- Lobby card
- Directed by: Cy Endfield
- Written by: Cy Endfield Sigmund Miller
- Produced by: Steven Pallos
- Starring: Richard Attenborough Stanley Baker Hermione Baddeley Bernard Braden
- Cinematography: Jack Hildyard
- Edited by: Oswald Hafenrichter
- Music by: Thomas Rajna
- Production company: Pendennis Pictures
- Distributed by: United Producers Releasing Organization
- Release date: 16 September 1959 (UK);
- Running time: 88 minutes
- Country: United Kingdom
- Language: English

= Jet Storm =

1959 British film by Cy Endfield

Jet Storm (also known as Jet Stream or Killing Urge) is a 1959 British thriller film directed and co-written by Cy Endfield. Richard Attenborough stars with Stanley Baker, Hermione Baddeley and Diane Cilento. The film is a precursor to the later aviation disaster film genre such as Airport (1970).

==Plot==
Ernest Tilley, a former scientist who lost his daughter two years earlier in a hit-and-run accident, tracks down James Brock, the man he believes is responsible for the accident and boards the same airliner on a transatlantic flight, flying from London to New York.

Tilley has hidden a bomb on board and threatens to blow it up in an act of vengeance, not only killing Brock but also all passengers and crew. The passengers include his second wife, Carol, whom he met after his daughter's death, and the subsequent breakdown of his first marriage.

When Captain Bardow and the passengers realise that he is serious, and they cannot find the bomb (which Tilley had attached to the underside of the airliner's left wing), they begin to panic. Some want to pressure him into revealing the location of the bomb, while others such as Doctor Bergstein try to reason with the now silent Tilley. Mulliner, a terrified passenger, attempts to kill Brock to stop Tilley from setting off the bomb.

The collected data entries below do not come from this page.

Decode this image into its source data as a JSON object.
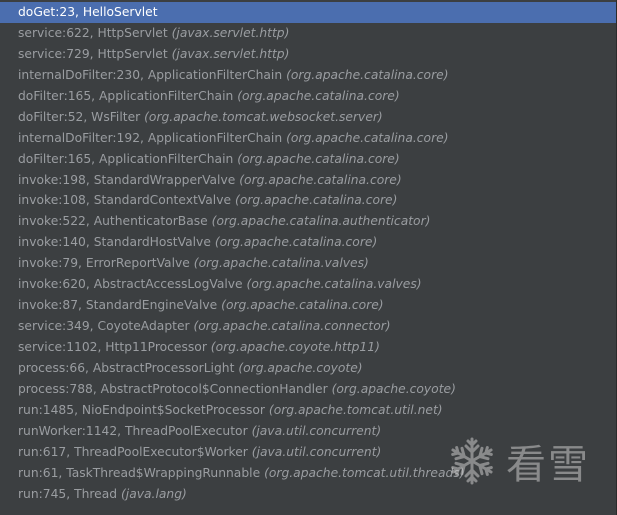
{
  "frames": [
    {
      "method": "doGet:23, HelloServlet",
      "pkg": ""
    },
    {
      "method": "service:622, HttpServlet",
      "pkg": "(javax.servlet.http)"
    },
    {
      "method": "service:729, HttpServlet",
      "pkg": "(javax.servlet.http)"
    },
    {
      "method": "internalDoFilter:230, ApplicationFilterChain",
      "pkg": "(org.apache.catalina.core)"
    },
    {
      "method": "doFilter:165, ApplicationFilterChain",
      "pkg": "(org.apache.catalina.core)"
    },
    {
      "method": "doFilter:52, WsFilter",
      "pkg": "(org.apache.tomcat.websocket.server)"
    },
    {
      "method": "internalDoFilter:192, ApplicationFilterChain",
      "pkg": "(org.apache.catalina.core)"
    },
    {
      "method": "doFilter:165, ApplicationFilterChain",
      "pkg": "(org.apache.catalina.core)"
    },
    {
      "method": "invoke:198, StandardWrapperValve",
      "pkg": "(org.apache.catalina.core)"
    },
    {
      "method": "invoke:108, StandardContextValve",
      "pkg": "(org.apache.catalina.core)"
    },
    {
      "method": "invoke:522, AuthenticatorBase",
      "pkg": "(org.apache.catalina.authenticator)"
    },
    {
      "method": "invoke:140, StandardHostValve",
      "pkg": "(org.apache.catalina.core)"
    },
    {
      "method": "invoke:79, ErrorReportValve",
      "pkg": "(org.apache.catalina.valves)"
    },
    {
      "method": "invoke:620, AbstractAccessLogValve",
      "pkg": "(org.apache.catalina.valves)"
    },
    {
      "method": "invoke:87, StandardEngineValve",
      "pkg": "(org.apache.catalina.core)"
    },
    {
      "method": "service:349, CoyoteAdapter",
      "pkg": "(org.apache.catalina.connector)"
    },
    {
      "method": "service:1102, Http11Processor",
      "pkg": "(org.apache.coyote.http11)"
    },
    {
      "method": "process:66, AbstractProcessorLight",
      "pkg": "(org.apache.coyote)"
    },
    {
      "method": "process:788, AbstractProtocol$ConnectionHandler",
      "pkg": "(org.apache.coyote)"
    },
    {
      "method": "run:1485, NioEndpoint$SocketProcessor",
      "pkg": "(org.apache.tomcat.util.net)"
    },
    {
      "method": "runWorker:1142, ThreadPoolExecutor",
      "pkg": "(java.util.concurrent)"
    },
    {
      "method": "run:617, ThreadPoolExecutor$Worker",
      "pkg": "(java.util.concurrent)"
    },
    {
      "method": "run:61, TaskThread$WrappingRunnable",
      "pkg": "(org.apache.tomcat.util.threads)"
    },
    {
      "method": "run:745, Thread",
      "pkg": "(java.lang)"
    }
  ],
  "selected_index": 0,
  "watermark": {
    "icon": "snowflake-icon",
    "text": "看雪"
  },
  "colors": {
    "background": "#3c3f41",
    "selection": "#4b6eaf",
    "text": "#9a9da1",
    "selected_text": "#ffffff"
  }
}
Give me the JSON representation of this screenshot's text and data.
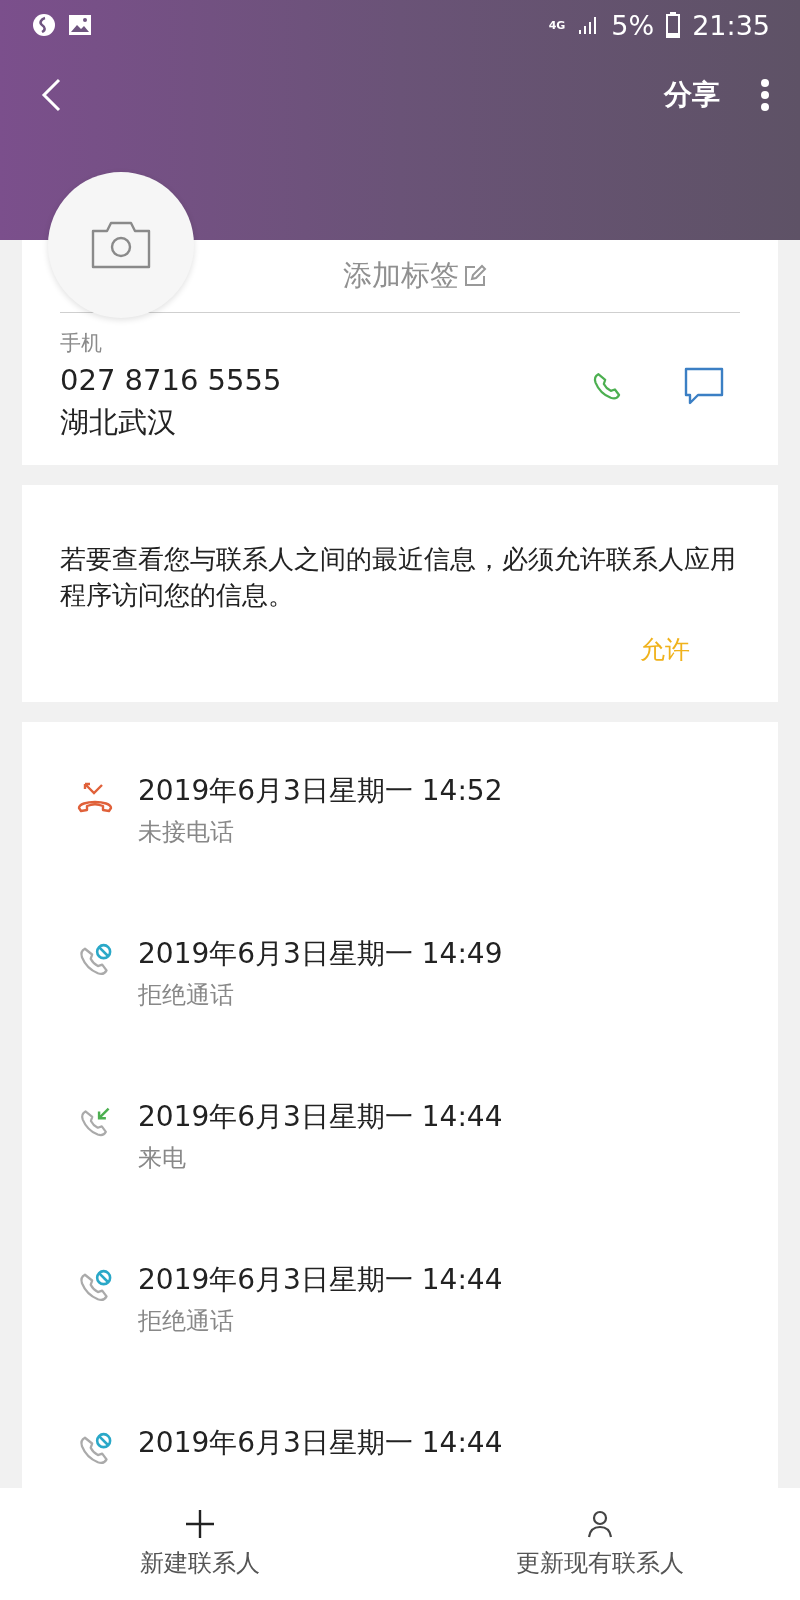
{
  "status_bar": {
    "network": "4G",
    "battery": "5%",
    "time": "21:35"
  },
  "toolbar": {
    "share": "分享"
  },
  "contact": {
    "add_tag": "添加标签",
    "phone_label": "手机",
    "phone": "027 8716 5555",
    "location": "湖北武汉"
  },
  "permission": {
    "message": "若要查看您与联系人之间的最近信息，必须允许联系人应用程序访问您的信息。",
    "allow": "允许"
  },
  "calls": [
    {
      "kind": "missed",
      "time": "2019年6月3日星期一 14:52",
      "type": "未接电话"
    },
    {
      "kind": "rejected",
      "time": "2019年6月3日星期一 14:49",
      "type": "拒绝通话"
    },
    {
      "kind": "incoming",
      "time": "2019年6月3日星期一 14:44",
      "type": "来电"
    },
    {
      "kind": "rejected",
      "time": "2019年6月3日星期一 14:44",
      "type": "拒绝通话"
    },
    {
      "kind": "rejected",
      "time": "2019年6月3日星期一 14:44"
    }
  ],
  "bottom_bar": [
    {
      "kind": "new",
      "label": "新建联系人"
    },
    {
      "kind": "update",
      "label": "更新现有联系人"
    }
  ]
}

Acting out of fear, Brock is killed when he smashes a window and is blown out of the airliner. Tilley comes to his senses when a young boy passenger, Jeremy Tracer, soothes him. He then disconnects the remote control for the bomb, and commits suicide by poison. As the airliner approaches New York, the passengers realise that they will survive.

==Production==
The type of aircraft depicted is a Soviet-built Tupolev Tu-104. Although the airline and its crew are clearly British, having departed from London and a BEA Vickers Viscount is also seen, the aircraft shown at the beginning is sporting the Soviet Union's flag on the tail. This twin-jet airliner was only used by airlines in the Soviet bloc. A medium-range airliner, the Tu-104 also could not have been used on transatlantic routes.

It was the fourth collaboration between Baker and Cy Endfield.
==Reception==
In the Time Out review, John Pym saw Jet Storm as, "A British prototype for the Airport disaster movies of the '60s and '70s." He went on to note, "... like its later supersonic counterparts, Endfield's film is naive and contrived, but not without interest as the alarmed passengers soon divide into groups: reactionary (advocating torture) and liberal (patience and persuasion)."

The TV Guide critic wrote, "... thanks to an outstanding cast, this air-disaster film manages to limp to a landing with its 'thriller' status intact." The Radio Times applauded "... a star turn for Attenborough, who brings a convincing complexity to the role of bomber and bereft father."